By the following year the war was over. It had been very much a schoolboy’s war and possibly that of the girls who had known some of the soldiers, but there was sadness in the village for the seven young men killed in action.
In Torbay, which had been high on the list for enemy action, there had been 642 alerts, 131 people had been killed and 122 seriously injured. 125 buildings had been demolished and 11,615 damaged.
Each part of the country had seen a different aspect of the war. In Marldon we had seen little of our own British Army, based mainly on the South Coast and who would go ashore (still accompanied by their bicycles) at their own beach, codenamed Sword. Neither, in all that time, had we seen a battleship in the Bay. I was just old enough to remember the mighty “Hood” on one of her courtesy visits in the 1930’s and now she had been sunk by a chance shot from the German battleship Bismarck. In the following year after the war, I was able to stand beneath the guns of the King George V, which had sent one ton shells into the crippled Bismarck before she went down to the bottom with most of her crew of youngsters.
It all seemed a bit of a waste.
Quite apart from the general upheaval of everything, the most vivid memory of those years was the fun and simplicity of purpose in lfe.

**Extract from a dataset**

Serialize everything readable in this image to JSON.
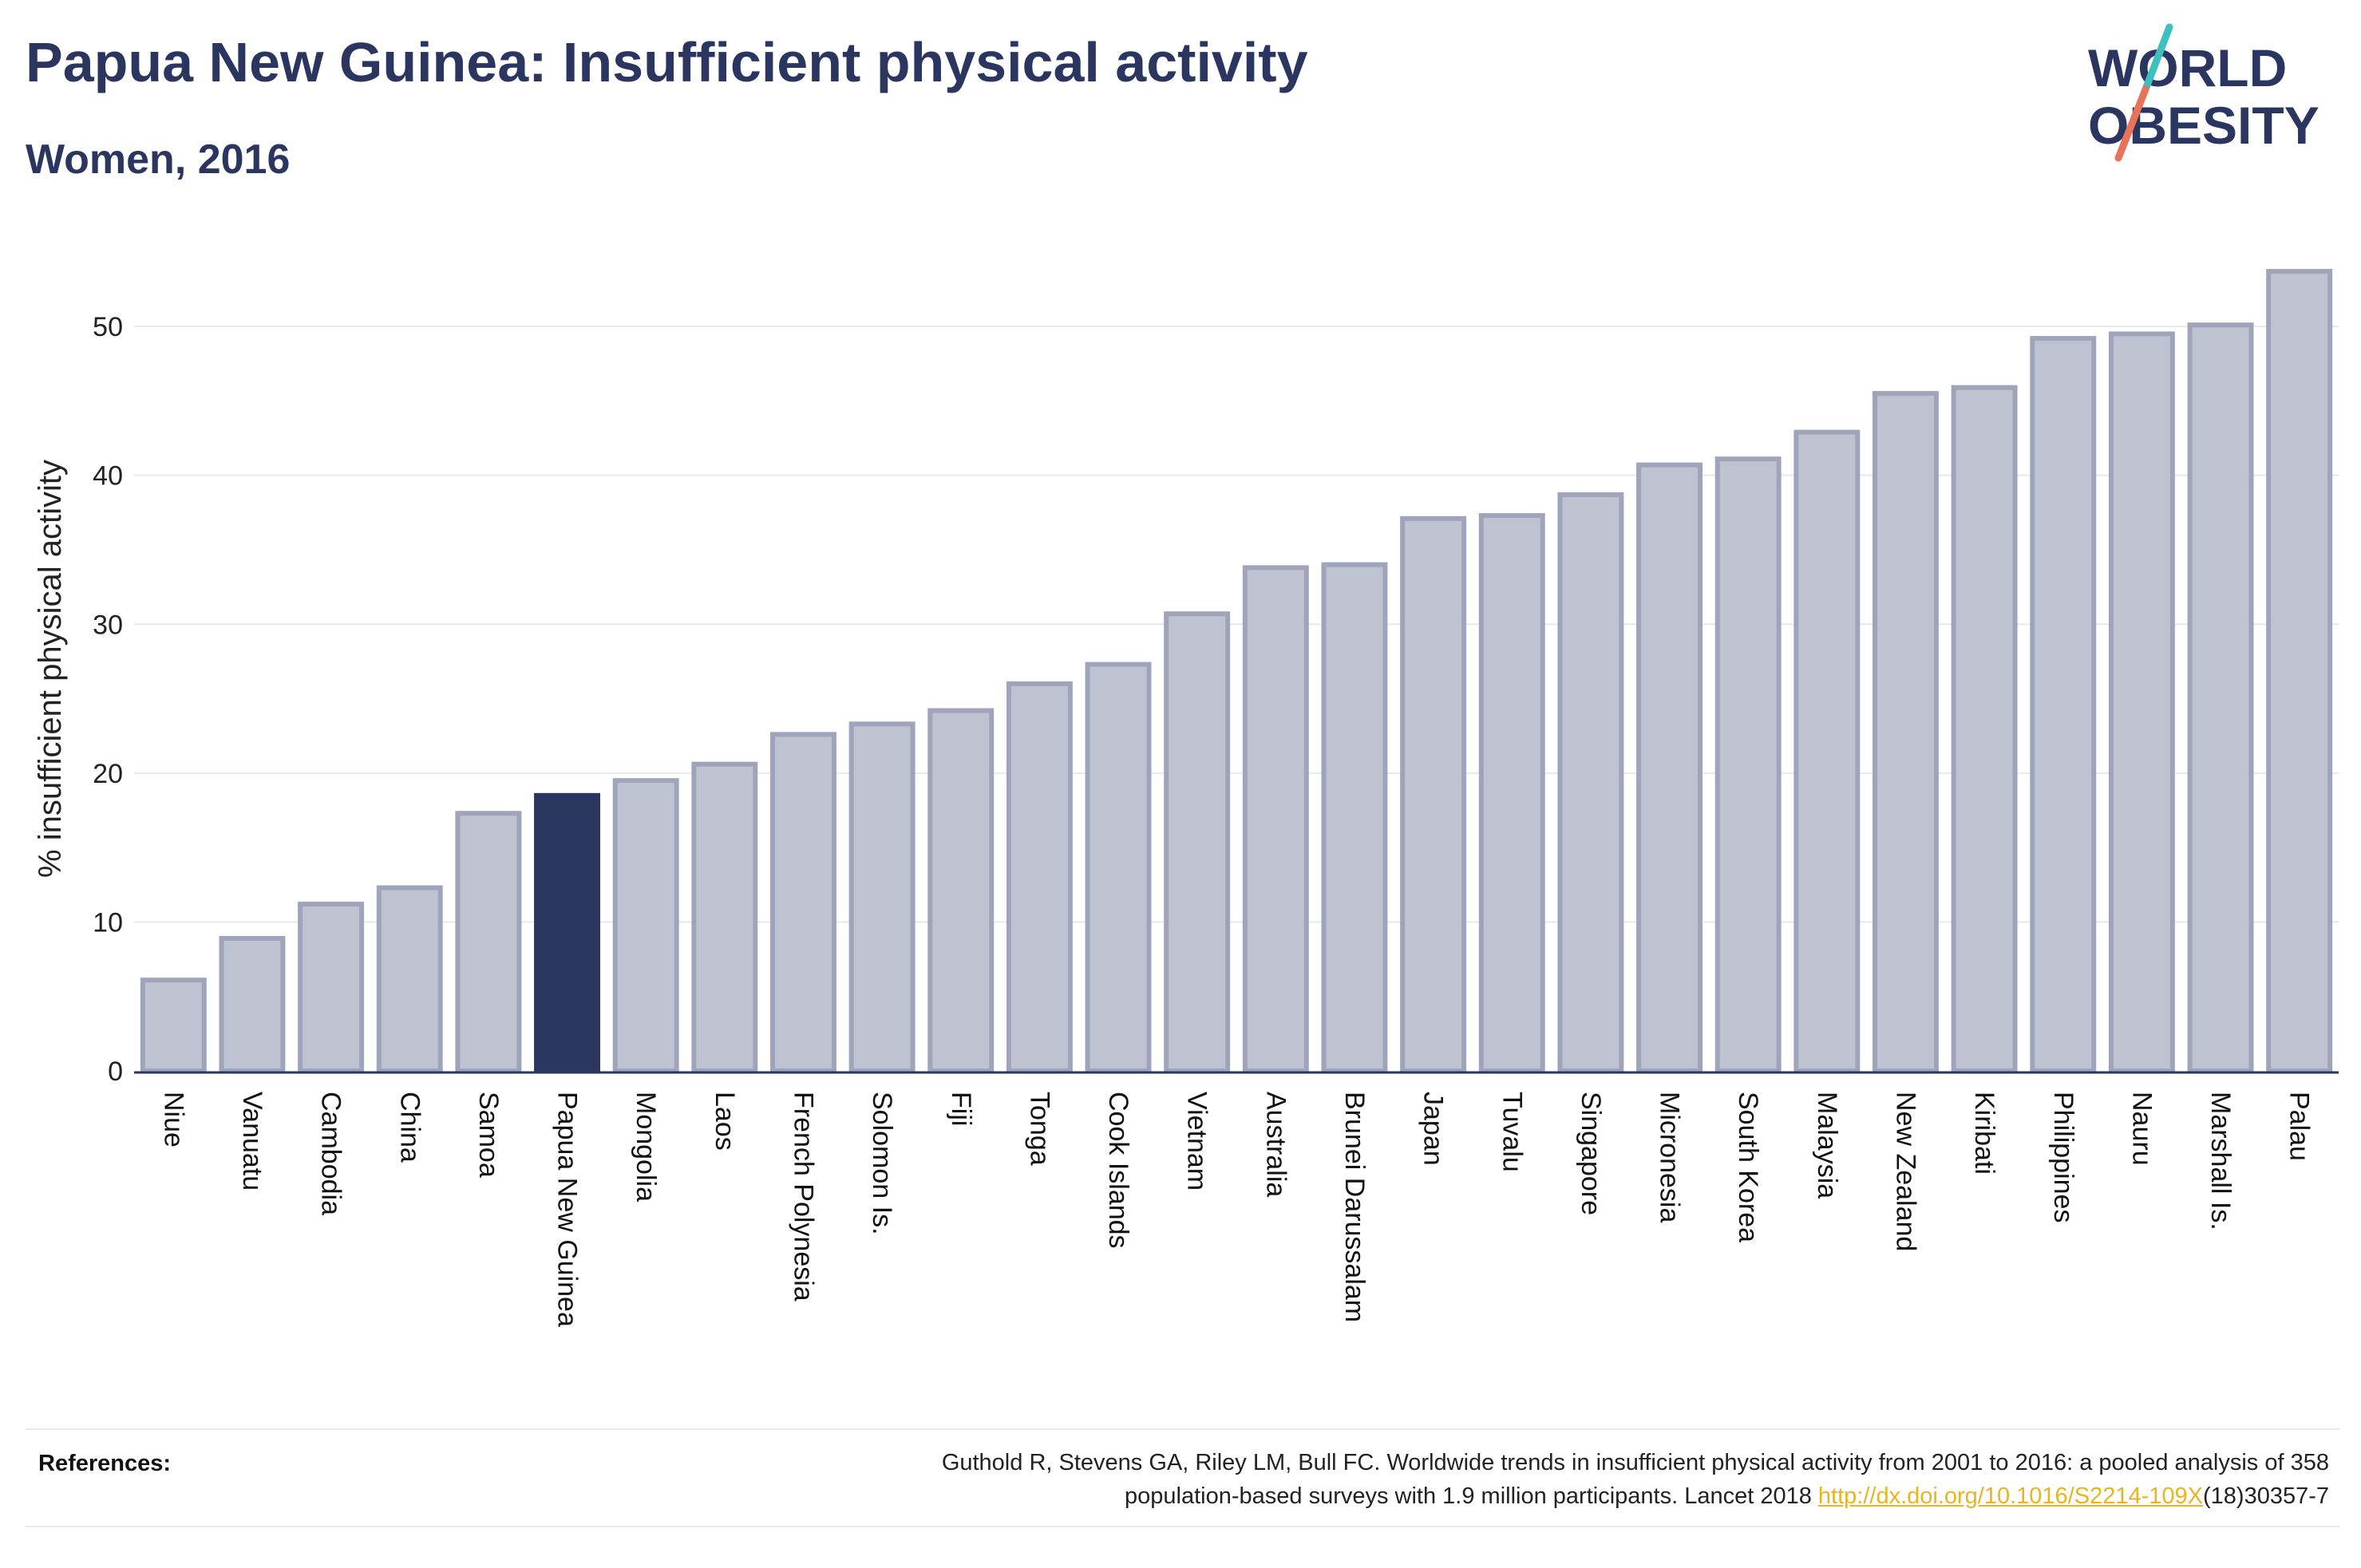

It was a time also when villages like Marldon came to life, and it was the end of the old traditional ties with the farming system and some of the poverty which went with it. Gradually, the quality of life would start to improve, and within a few years the village had started to fill again with newcomers.

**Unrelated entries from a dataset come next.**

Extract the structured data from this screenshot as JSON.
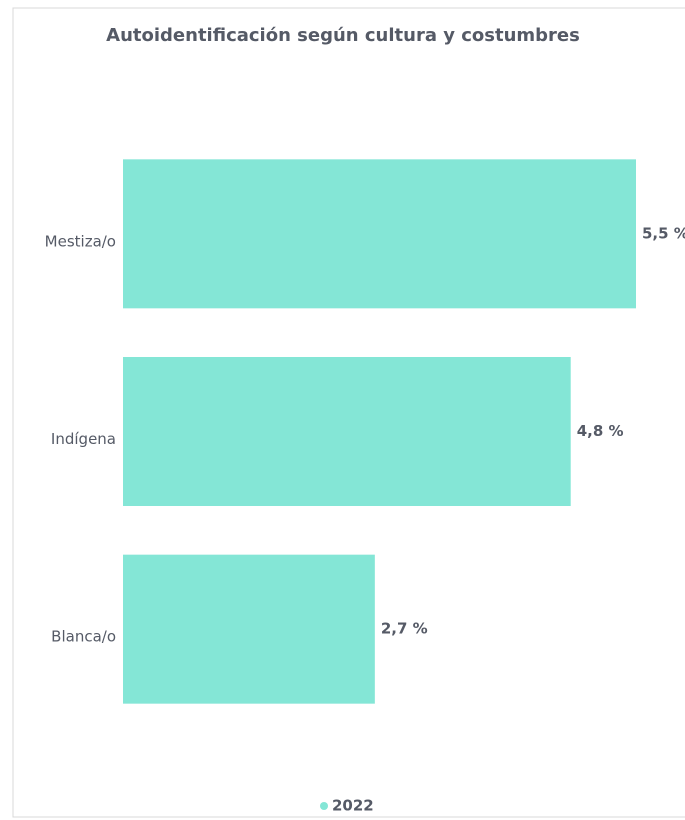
{
  "chart_data": {
    "type": "bar",
    "orientation": "horizontal",
    "title": "Autoidentificación según cultura y costumbres",
    "categories": [
      "Mestiza/o",
      "Indígena",
      "Blanca/o"
    ],
    "series": [
      {
        "name": "2022",
        "color": "#84e6d6",
        "values": [
          5.5,
          4.8,
          2.7
        ],
        "value_labels": [
          "5,5 %",
          "4,8 %",
          "2,7 %"
        ]
      }
    ],
    "xlim": [
      0,
      5.5
    ],
    "legend": "bottom"
  }
}
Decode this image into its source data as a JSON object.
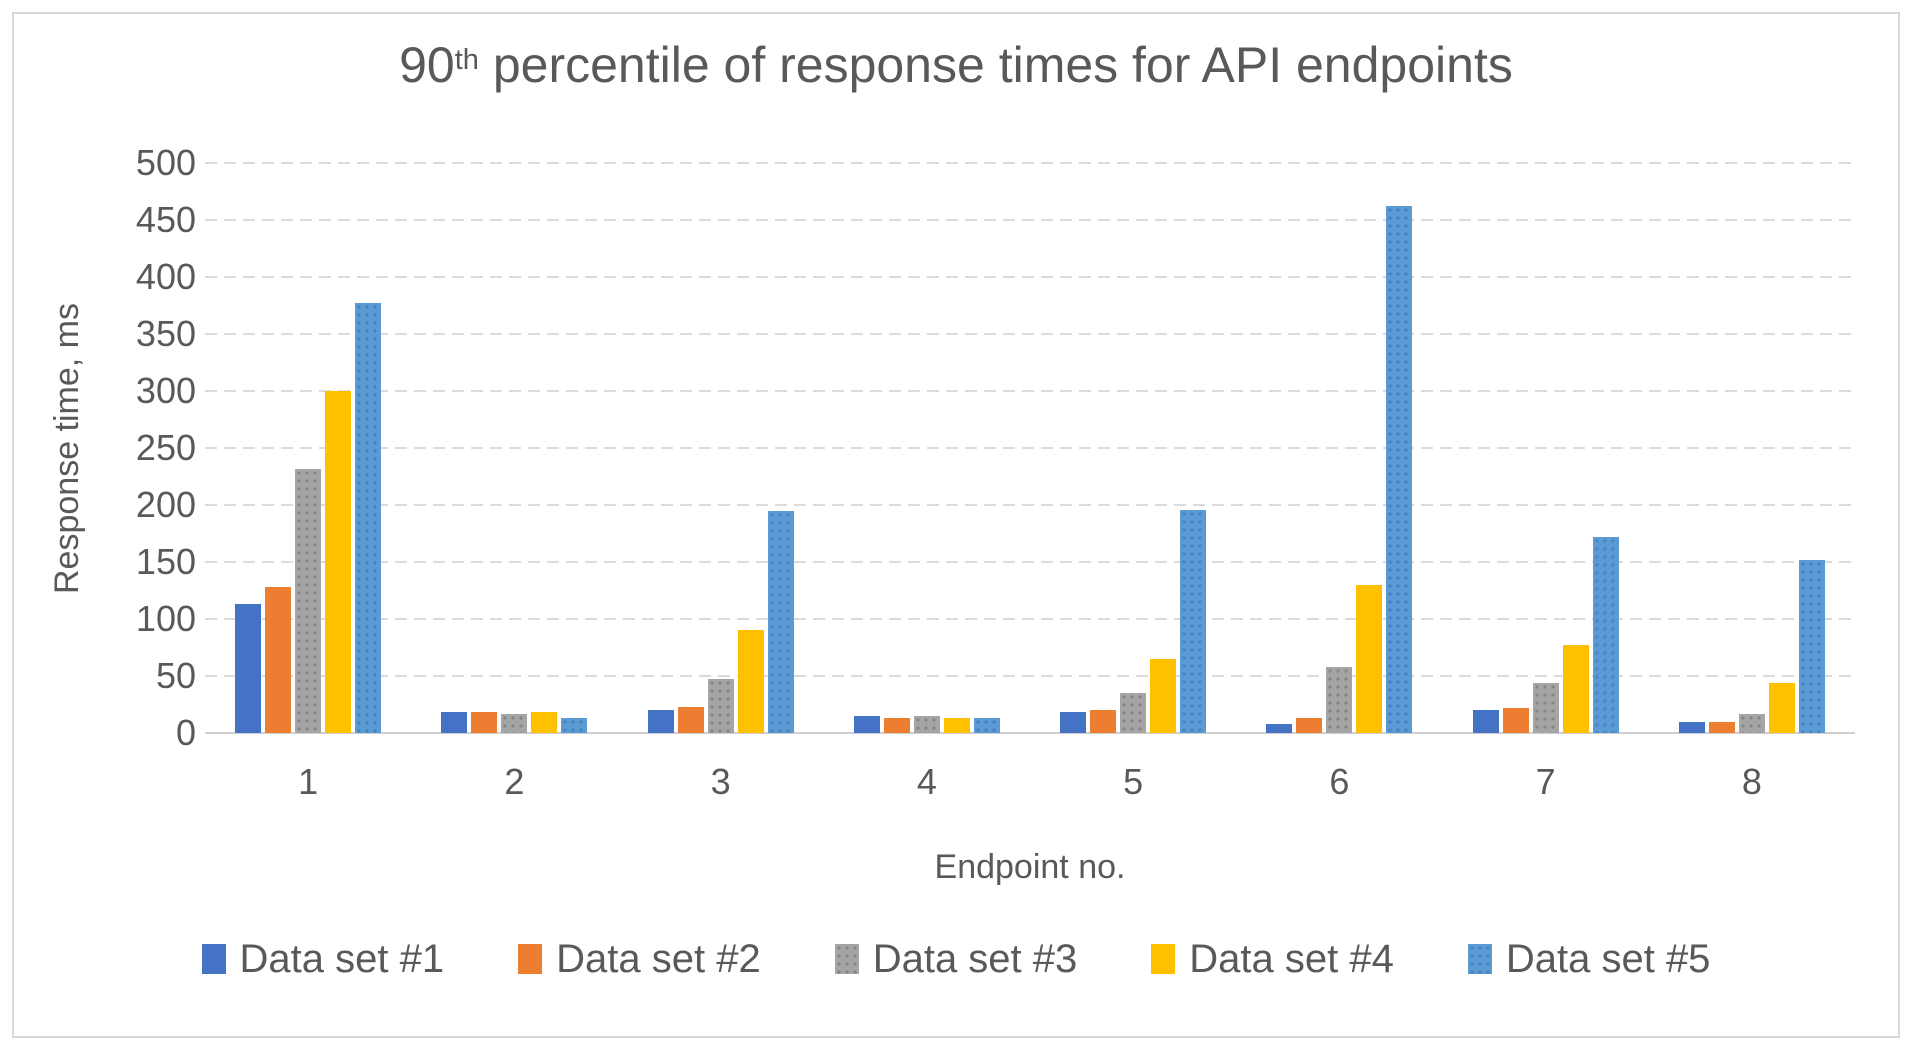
{
  "chart": {
    "title": {
      "prefix": "90",
      "superscript": "th",
      "rest": " percentile of response times for API endpoints"
    }
  },
  "chart_data": {
    "type": "bar",
    "title": "90th percentile of response times for API endpoints",
    "xlabel": "Endpoint no.",
    "ylabel": "Response time, ms",
    "ylim": [
      0,
      500
    ],
    "ytick_step": 50,
    "grid": true,
    "legend_position": "bottom",
    "categories": [
      "1",
      "2",
      "3",
      "4",
      "5",
      "6",
      "7",
      "8"
    ],
    "series": [
      {
        "name": "Data set #1",
        "color": "#4472C4",
        "pattern": "solid",
        "values": [
          113,
          18,
          20,
          15,
          18,
          8,
          20,
          10
        ]
      },
      {
        "name": "Data set #2",
        "color": "#ED7D31",
        "pattern": "solid",
        "values": [
          128,
          18,
          23,
          13,
          20,
          13,
          22,
          10
        ]
      },
      {
        "name": "Data set #3",
        "color": "#A5A5A5",
        "pattern": "dots",
        "dot_color": "#878787",
        "values": [
          232,
          17,
          47,
          15,
          35,
          58,
          44,
          17
        ]
      },
      {
        "name": "Data set #4",
        "color": "#FFC000",
        "pattern": "solid",
        "values": [
          300,
          18,
          90,
          13,
          65,
          130,
          77,
          44
        ]
      },
      {
        "name": "Data set #5",
        "color": "#5B9BD5",
        "pattern": "dots",
        "dot_color": "#4A84BC",
        "values": [
          377,
          13,
          195,
          13,
          196,
          462,
          172,
          152
        ]
      }
    ],
    "colors": {
      "text": "#595959",
      "gridline": "#DBDBDB",
      "axis_line": "#CFCFCF",
      "card_border": "#D9D9D9",
      "background": "#FFFFFF"
    }
  }
}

These memories of Marldon and its surroundings are my own personal recollections as a schoolboy in those times. They cannot be complete and I would like to have spoken with more people nursing their own memories. However, I thought it better to record this now, and invite comments from other people in the village who might have items to contribute which I have left out.
David Best – 1982/83.
PART 6 of David Best’s Memories of Marldon completes the series of articles written by him in 1982/83, and which were initially published in the Parish Magazine at that time. David was born and lived adjoining the property which was later to became the centrepiece of his articles and referred to throughout as “the camp”. In the post-war years “the camp” became a flourishing holiday camp, latterly known as “The Torbay Chalet Hotel”, and is now the site of the housing development opposite Cox’s Garage at the junction of Churscombe Road and Vicarage Road.